RNTRC da ANTT: mostra veículos cadastrados no transporte remunerado de cargas, ligados a transportadores ativos.
Número de caminhoneiros: geralmente considera condutores habilitados nas categorias compatíveis com caminhões, especialmente C e E, mas isso não significa que todos estejam trabalhando na estrada.
Esse último ponto é importante: uma pessoa pode ter habilitação para dirigir caminhão, mas estar aposentada, trabalhar em outra área ou simplesmente não atuar mais como caminhoneiro.
Mesmo quando o número de motoristas parece próximo ao número de caminhões, isso não significa que todos os veículos tenham motorista disponível. Muitos condutores habilitados não querem mais trabalhar em longas distâncias, outros atuam apenas em operações urbanas, e parte da categoria está envelhecendo.

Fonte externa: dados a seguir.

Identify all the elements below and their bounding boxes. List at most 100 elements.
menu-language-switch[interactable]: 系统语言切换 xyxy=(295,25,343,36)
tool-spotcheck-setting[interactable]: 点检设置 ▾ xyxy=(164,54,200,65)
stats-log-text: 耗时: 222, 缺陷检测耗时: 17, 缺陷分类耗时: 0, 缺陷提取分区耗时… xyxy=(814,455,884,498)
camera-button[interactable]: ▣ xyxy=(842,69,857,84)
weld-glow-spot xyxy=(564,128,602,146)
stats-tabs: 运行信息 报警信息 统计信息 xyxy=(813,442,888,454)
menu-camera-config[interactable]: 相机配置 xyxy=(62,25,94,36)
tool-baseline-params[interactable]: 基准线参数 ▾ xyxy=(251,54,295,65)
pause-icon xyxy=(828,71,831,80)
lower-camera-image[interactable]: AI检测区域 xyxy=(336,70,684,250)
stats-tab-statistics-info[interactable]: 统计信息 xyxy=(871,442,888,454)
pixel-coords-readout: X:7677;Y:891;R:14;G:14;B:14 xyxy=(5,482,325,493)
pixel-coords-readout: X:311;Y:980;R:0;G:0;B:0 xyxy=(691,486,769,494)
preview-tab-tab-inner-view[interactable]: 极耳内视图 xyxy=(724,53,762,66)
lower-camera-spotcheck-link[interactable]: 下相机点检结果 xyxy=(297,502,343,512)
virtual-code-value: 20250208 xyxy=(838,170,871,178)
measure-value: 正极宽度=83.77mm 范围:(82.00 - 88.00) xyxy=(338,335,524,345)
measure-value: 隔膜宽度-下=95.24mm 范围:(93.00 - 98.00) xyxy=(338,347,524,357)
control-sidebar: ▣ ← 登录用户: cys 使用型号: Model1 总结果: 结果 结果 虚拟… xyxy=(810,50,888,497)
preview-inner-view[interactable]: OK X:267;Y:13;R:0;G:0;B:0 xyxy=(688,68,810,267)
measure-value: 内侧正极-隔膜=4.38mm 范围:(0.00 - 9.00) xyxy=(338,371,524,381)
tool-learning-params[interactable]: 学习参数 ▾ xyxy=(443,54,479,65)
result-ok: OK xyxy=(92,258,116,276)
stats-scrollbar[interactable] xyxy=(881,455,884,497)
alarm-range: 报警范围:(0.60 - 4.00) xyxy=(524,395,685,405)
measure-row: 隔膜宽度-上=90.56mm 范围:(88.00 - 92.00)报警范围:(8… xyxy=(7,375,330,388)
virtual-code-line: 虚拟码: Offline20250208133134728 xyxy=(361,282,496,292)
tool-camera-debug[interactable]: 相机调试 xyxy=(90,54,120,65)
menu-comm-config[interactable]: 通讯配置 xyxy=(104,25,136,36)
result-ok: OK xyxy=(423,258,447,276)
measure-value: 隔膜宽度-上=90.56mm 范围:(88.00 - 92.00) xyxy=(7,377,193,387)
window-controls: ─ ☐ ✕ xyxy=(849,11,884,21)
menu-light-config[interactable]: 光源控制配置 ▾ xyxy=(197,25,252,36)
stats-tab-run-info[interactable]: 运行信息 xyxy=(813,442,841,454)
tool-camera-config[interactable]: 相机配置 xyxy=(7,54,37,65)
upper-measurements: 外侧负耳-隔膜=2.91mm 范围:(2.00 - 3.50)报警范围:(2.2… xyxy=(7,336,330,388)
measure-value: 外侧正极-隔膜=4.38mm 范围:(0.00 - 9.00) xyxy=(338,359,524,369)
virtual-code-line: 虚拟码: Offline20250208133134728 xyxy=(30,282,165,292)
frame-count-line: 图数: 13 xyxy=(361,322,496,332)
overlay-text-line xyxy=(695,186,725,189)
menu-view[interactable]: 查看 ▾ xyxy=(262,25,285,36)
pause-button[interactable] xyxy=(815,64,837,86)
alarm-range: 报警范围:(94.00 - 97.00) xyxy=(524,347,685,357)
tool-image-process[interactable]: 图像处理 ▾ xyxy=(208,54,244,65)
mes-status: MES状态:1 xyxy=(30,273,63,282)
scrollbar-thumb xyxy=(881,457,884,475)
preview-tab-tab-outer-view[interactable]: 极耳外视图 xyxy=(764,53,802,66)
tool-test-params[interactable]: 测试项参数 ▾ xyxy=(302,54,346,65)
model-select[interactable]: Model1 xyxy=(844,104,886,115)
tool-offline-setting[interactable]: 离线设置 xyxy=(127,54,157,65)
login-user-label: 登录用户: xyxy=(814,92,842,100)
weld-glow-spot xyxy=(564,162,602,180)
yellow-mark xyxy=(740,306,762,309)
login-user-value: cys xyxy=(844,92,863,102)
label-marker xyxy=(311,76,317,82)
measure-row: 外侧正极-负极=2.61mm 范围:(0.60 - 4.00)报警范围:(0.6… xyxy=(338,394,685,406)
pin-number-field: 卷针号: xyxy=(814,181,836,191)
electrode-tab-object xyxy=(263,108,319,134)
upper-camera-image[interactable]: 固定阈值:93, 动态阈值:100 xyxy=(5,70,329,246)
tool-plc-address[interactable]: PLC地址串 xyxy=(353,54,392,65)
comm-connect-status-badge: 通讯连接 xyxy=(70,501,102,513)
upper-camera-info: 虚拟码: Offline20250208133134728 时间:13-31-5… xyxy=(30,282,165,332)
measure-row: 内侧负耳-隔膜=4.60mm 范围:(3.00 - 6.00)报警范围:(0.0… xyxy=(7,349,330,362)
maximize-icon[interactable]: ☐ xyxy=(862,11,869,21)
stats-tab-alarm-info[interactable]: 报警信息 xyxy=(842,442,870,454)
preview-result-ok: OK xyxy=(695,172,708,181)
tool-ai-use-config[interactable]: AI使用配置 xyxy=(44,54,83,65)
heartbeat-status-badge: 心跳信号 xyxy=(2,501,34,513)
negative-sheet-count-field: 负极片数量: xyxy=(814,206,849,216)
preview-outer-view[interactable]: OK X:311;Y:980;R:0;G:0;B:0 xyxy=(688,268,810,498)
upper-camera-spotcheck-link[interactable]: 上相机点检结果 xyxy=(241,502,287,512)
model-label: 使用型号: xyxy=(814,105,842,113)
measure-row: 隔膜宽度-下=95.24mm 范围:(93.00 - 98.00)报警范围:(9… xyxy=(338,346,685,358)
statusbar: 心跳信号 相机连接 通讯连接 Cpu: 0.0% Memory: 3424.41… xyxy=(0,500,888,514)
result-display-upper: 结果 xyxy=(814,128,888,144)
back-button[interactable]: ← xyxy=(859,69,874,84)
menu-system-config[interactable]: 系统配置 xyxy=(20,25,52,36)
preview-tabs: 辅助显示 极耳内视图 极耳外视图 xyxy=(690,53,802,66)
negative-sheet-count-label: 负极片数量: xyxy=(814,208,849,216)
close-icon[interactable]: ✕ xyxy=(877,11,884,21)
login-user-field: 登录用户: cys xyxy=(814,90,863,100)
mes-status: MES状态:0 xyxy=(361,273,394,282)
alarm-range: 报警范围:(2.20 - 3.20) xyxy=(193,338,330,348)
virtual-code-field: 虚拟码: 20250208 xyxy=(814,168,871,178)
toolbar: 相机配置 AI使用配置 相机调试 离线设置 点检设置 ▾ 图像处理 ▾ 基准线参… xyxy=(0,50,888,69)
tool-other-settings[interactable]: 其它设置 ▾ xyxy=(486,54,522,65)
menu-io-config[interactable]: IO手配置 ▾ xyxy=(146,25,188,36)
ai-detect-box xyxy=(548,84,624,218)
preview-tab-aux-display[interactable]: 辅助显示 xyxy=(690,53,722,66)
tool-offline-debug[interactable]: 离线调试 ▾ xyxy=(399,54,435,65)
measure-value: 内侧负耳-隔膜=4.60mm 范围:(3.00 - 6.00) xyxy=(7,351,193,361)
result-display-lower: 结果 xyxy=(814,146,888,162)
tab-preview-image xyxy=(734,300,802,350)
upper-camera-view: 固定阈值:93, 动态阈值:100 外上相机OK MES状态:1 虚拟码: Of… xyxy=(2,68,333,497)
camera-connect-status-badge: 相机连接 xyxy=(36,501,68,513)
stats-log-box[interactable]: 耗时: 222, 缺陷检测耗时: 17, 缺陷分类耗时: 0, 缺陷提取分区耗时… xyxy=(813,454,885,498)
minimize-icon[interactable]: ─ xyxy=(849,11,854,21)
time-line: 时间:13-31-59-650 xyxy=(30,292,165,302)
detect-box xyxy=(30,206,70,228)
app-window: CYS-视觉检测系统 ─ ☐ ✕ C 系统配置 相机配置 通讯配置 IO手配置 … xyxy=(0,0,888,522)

O Estadão Mobilidade, com base em pesquisa da ILOS, informou que em 2024 apenas 4,11% dos condutores tinham até 30 anos, enquanto 11,05% tinham mais de 70 anos. A mesma reportagem apontou que o país tinha 5,5 milhões de condutores de caminhão em 2014 e 4,4 milhões em 2024.
A dificuldade de contratar motoristas já aparece no dia a dia das empresas. Transportadoras relatam vagas abertas por mais tempo, necessidade de treinar novos profissionais, aumento da disputa por motoristas experientes e até frota parada por falta de condutor.
Por isso, muitas empresas passaram a investir em escolas internas, programas de formação, apoio para mudança de categoria da CNH, contratação de mulheres e benefícios para tentar tornar a profissão mais atrativa.
Os números indicam uma tendência preocupante: o Brasil está colocando mais veículos no sistema, mas não está formando caminhoneiros na mesma velocidade.
Mesmo que a conta restrita ainda mostre equilíbrio entre caminhões pesados e motoristas habilitados, o mercado já sente falta de profissionais. E quando a análise inclui a frota ampliada de veículos de carga, o desequilíbrio fica ainda mais evidente.